GORAJUARA - Ketika pasukan Israel menggempur Jalur Gaza, jumlah jurnalis yang dibunuh sangat tinggi sepanjang sejarah modern.
Komite Perlindungan Jurnalis (CPJ) mengatakan pada hari Kamis bahwa 68 pekerja media telah terbunuh dalam 10 minggu pertempuran.
Bahkan 61 di antaranya adalah warga Palestina, empat orang Israel dan tiga orang Lebanon.

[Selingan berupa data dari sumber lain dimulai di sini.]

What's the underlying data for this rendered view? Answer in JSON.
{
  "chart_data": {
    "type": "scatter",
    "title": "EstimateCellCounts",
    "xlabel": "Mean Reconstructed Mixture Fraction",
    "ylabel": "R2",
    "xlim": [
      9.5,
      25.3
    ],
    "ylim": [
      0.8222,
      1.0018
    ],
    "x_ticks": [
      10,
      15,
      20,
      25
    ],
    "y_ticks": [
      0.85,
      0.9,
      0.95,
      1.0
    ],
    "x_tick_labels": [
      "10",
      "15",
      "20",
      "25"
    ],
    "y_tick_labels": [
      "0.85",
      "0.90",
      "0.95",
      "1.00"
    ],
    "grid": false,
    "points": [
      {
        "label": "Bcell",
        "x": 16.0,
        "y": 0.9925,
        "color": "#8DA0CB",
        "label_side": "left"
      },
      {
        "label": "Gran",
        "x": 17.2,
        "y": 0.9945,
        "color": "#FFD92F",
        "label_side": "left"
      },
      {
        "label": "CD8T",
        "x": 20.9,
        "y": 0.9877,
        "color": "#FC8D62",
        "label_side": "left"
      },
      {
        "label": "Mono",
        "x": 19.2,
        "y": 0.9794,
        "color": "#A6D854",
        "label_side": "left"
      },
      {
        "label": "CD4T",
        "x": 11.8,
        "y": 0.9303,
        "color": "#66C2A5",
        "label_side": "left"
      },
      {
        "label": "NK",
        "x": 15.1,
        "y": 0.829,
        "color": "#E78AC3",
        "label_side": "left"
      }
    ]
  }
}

Di antara mereka adalah juru kamera Al Jazeera Samer Abudaqa, yang tewas dalam serangan pesawat tak berawak Israel pekan lalu saat melaporkan dari sebuah sekolah di Khan Younis.
“Lebih banyak jurnalis yang terbunuh dalam 10 minggu pertama perang Israel-Gaza dibandingkan jumlah jurnalis yang terbunuh di satu negara dalam satu tahun penuh,” kata CPJ dalam sebuah pernyataan.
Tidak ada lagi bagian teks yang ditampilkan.